No hay dos sin tres. Si hace poco más de una semana nos dejaban Philip Seymour Hoffman y Maximilian Schell, hoy nos ha dicho adiós la primera niña de Hollywood (con permiso de Mary Pickford), Shirley Temple.

El rostro coronado por cincuenta y seis tirabuzones dorados que interpretó a la protagonista en la primera versión de La pequeña princesa (1939) o puso cara a Heidi por primera vez, ha fallecido hoy en su residencia en California a los 85 años. 


Shirley Temple comenzó en el cine con tan sólo cuatro años. Su aspecto angelical, su dulzura y un don especial para el claqué, la bautizaron en seguida como la hija de América, convirtiéndose en uno de los rostros más célebres del cine durante La gran depresión, y llegando a ser la estrella más taquillera de Hollywood durante cuatro años seguidos.

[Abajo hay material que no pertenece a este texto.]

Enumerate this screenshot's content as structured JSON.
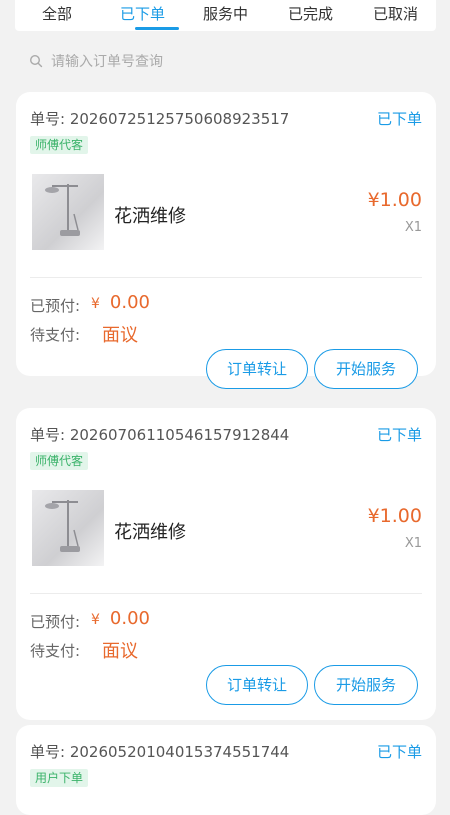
{
  "tabs": [
    {
      "label": "全部",
      "active": false
    },
    {
      "label": "已下单",
      "active": true
    },
    {
      "label": "服务中",
      "active": false
    },
    {
      "label": "已完成",
      "active": false
    },
    {
      "label": "已取消",
      "active": false
    }
  ],
  "search": {
    "placeholder": "请输入订单号查询",
    "icon": "search-icon"
  },
  "orders": [
    {
      "order_no_label": "单号:",
      "order_no": "20260725125750608923517",
      "status": "已下单",
      "tag": "师傅代客",
      "product_name": "花洒维修",
      "price": "¥1.00",
      "quantity": "X1",
      "prepaid_label": "已预付:",
      "prepaid_currency": "¥",
      "prepaid_amount": "0.00",
      "topay_label": "待支付:",
      "topay_value": "面议",
      "transfer_label": "订单转让",
      "start_label": "开始服务"
    },
    {
      "order_no_label": "单号:",
      "order_no": "20260706110546157912844",
      "status": "已下单",
      "tag": "师傅代客",
      "product_name": "花洒维修",
      "price": "¥1.00",
      "quantity": "X1",
      "prepaid_label": "已预付:",
      "prepaid_currency": "¥",
      "prepaid_amount": "0.00",
      "topay_label": "待支付:",
      "topay_value": "面议",
      "transfer_label": "订单转让",
      "start_label": "开始服务"
    },
    {
      "order_no_label": "单号:",
      "order_no": "20260520104015374551744",
      "status": "已下单",
      "tag": "用户下单"
    }
  ],
  "colors": {
    "accent": "#1a9be6",
    "price": "#e8692d",
    "tag_text": "#3bb36a",
    "tag_bg": "#e2f5ea"
  }
}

Los directores supieron explotar su talento para la danza añadiendo números musicales a su películas, pero no contentos del todo con la gallina de los huevos de oro, los magnates de la industria se las ingeniaron para mantenerla niña alterando su certificado de nacimiento hasta que ni ella misma supo la edad que tenía. 
Su profesionalidad y capacidad para centrarse en su trabajo maravillaba a sus compañeros, y en 1934 la Academia de los Oscar creó un premio especial para ella por su papel en Ojos cariñosos.

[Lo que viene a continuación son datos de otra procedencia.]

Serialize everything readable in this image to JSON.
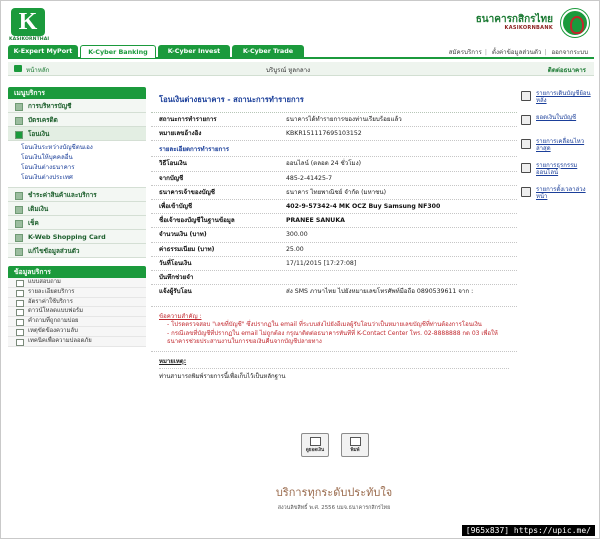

Shirley Temple nunca fue un juguete roto, y supo retirarse a tiempo cuando se dio cuenta de que nadie dejaría de verla como una niña. Trabajó durante unos quince años, y más tarde probó suerte en la televisión. Pero su camino ya se estaba dirigiendo hacia la diplomacia. 
Lo cierto es que para ser una de las estrellas del Hollywood dorado, su carrera cinematográfica queda achicada por su currículum posterior. Se involucró en el Partido Republicano, sirvió de delegada de Estados Unidos en el extranjero, fue embajadora en Ghana y Checoslovaquia, perteneció a la junta directiva de The Walt Disney Company, y recibió varios doctorados honoríficos de prestigiosas universidades americanas. 
Se va una mujer que desde niña mostró una determinación adulta para conseguir sus propósitos. Una de esas figuras que se han hecho icónicas a pesar de una carrera tan breve, y uno de los últimos rostros de la edad de oro de Hollywood.